Now that we established that the ask HN posts are more likely to receive comments, the analysis will focused on these posts. 

## Determining the amount of Ask posts and comments created by hour created

Now we would like to investigate whether posts created at a certain time are more likely to attract users to make commments.

In [21]:
import datetime as dt 

result_list = []

for post in ask_posts:
    time_comment = [post[6], int(post[4])]
    result_list.append(time_comment)
    
counts_by_hour = {}
comments_by_hour = {}

for row in result_list:
    date_str = row[0]
    date_time = dt.datetime.strptime(date_str, "%m/%d/%Y %H:%M")
    hour_str = dt.datetime.strftime(date_time, "%H")
    
    if hour_str not in counts_by_hour:
        counts_by_hour[hour_str] = 1
        comments_by_hour[hour_str] = row[1]
    else:
        counts_by_hour[hour_str] += 1
        comments_by_hour[hour_str] += row[1]

avg_hour = []

for key in comments_by_hour:
    avg_comments_hour = comments_by_hour[key] / counts_by_hour[key]
    avg_hour.append([key,avg_comments_hour])    

for i in avg_hour:
    print(i)

['09', 5.5777777777777775]
['13', 14.741176470588234]
['10', 13.440677966101696]
['14', 13.233644859813085]
['16', 16.796296296296298]
['23', 7.985294117647059]
['12', 9.41095890410959]
['17', 11.46]
['15', 38.5948275862069]
['21', 16.009174311926607]
['20', 21.525]
['02', 23.810344827586206]
['18', 13.20183486238532]
['03', 7.796296296296297]
['05', 10.08695652173913]
['19', 10.8]
['01', 11.383333333333333]
['22', 6.746478873239437]
['08', 10.25]
['04', 7.170212765957447]
['00', 8.127272727272727]
['06', 9.022727272727273]
['07', 7.852941176470588]
['11', 11.051724137931034]


In [22]:
swap_avg_by_hour = []

for row in avg_hour:
    swap_avg_by_hour.append([row[1],row[0]])
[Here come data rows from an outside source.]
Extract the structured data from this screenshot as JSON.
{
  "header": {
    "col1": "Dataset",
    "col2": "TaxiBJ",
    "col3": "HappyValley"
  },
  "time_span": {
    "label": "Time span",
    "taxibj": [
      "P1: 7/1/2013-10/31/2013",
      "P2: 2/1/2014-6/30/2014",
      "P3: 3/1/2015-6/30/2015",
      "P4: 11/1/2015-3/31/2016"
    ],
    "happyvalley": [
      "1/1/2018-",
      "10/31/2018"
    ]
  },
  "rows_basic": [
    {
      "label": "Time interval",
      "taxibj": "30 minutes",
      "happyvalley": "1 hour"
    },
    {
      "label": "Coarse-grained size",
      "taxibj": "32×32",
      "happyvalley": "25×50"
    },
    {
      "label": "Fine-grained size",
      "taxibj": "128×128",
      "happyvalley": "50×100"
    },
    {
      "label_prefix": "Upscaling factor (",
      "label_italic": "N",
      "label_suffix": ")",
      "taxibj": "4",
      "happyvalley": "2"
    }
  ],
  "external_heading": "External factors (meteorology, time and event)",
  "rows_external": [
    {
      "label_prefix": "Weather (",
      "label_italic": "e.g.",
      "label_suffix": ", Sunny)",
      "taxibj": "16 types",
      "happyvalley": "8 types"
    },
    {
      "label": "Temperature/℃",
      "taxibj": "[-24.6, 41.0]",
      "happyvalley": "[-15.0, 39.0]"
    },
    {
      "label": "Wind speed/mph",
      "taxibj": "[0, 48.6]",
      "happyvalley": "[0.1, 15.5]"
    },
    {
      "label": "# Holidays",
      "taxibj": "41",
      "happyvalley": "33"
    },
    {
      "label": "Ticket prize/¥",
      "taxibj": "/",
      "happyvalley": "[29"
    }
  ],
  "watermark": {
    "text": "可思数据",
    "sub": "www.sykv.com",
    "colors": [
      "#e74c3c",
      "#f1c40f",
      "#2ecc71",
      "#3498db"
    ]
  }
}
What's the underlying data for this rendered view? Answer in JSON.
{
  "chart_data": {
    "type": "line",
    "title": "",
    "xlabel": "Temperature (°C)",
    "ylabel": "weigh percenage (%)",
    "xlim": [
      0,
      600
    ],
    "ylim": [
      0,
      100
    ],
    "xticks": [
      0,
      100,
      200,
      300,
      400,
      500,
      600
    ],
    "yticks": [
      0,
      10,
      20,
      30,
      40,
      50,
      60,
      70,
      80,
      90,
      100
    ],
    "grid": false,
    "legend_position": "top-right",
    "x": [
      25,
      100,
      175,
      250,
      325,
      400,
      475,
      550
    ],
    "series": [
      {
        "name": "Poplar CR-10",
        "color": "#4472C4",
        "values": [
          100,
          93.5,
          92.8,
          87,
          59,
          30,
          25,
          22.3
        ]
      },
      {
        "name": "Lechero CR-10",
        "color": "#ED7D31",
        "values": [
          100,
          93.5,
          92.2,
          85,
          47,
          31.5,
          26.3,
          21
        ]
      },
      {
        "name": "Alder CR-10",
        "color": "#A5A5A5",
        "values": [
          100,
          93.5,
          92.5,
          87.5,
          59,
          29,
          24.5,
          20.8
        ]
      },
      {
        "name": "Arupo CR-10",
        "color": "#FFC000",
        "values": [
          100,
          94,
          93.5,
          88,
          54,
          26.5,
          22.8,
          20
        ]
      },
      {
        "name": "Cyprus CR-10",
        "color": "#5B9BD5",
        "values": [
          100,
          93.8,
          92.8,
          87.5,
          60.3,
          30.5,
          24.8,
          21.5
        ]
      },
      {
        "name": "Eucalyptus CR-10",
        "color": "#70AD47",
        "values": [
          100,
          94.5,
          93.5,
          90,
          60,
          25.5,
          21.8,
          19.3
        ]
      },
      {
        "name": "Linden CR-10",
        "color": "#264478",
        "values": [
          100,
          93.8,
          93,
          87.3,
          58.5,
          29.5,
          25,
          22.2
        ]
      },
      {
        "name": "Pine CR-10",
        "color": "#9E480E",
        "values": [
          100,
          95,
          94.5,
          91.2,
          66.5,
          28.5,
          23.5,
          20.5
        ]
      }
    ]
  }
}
sorted_avg_hour = sorted(swap_avg_by_hour,reverse = True)

print('Top 5 hours to ask posts comment')
for_str = "{}:00: {:.2f} average comments per post."

for row in sorted_avg_hour[0:5]:
    print(for_str.format(row[1],row[0]))

Top 5 hours to ask posts comment
15:00: 38.59 average comments per post.
02:00: 23.81 average comments per post.
20:00: 21.52 average comments per post.
16:00: 16.80 average comments per post.
21:00: 16.01 average comments per post.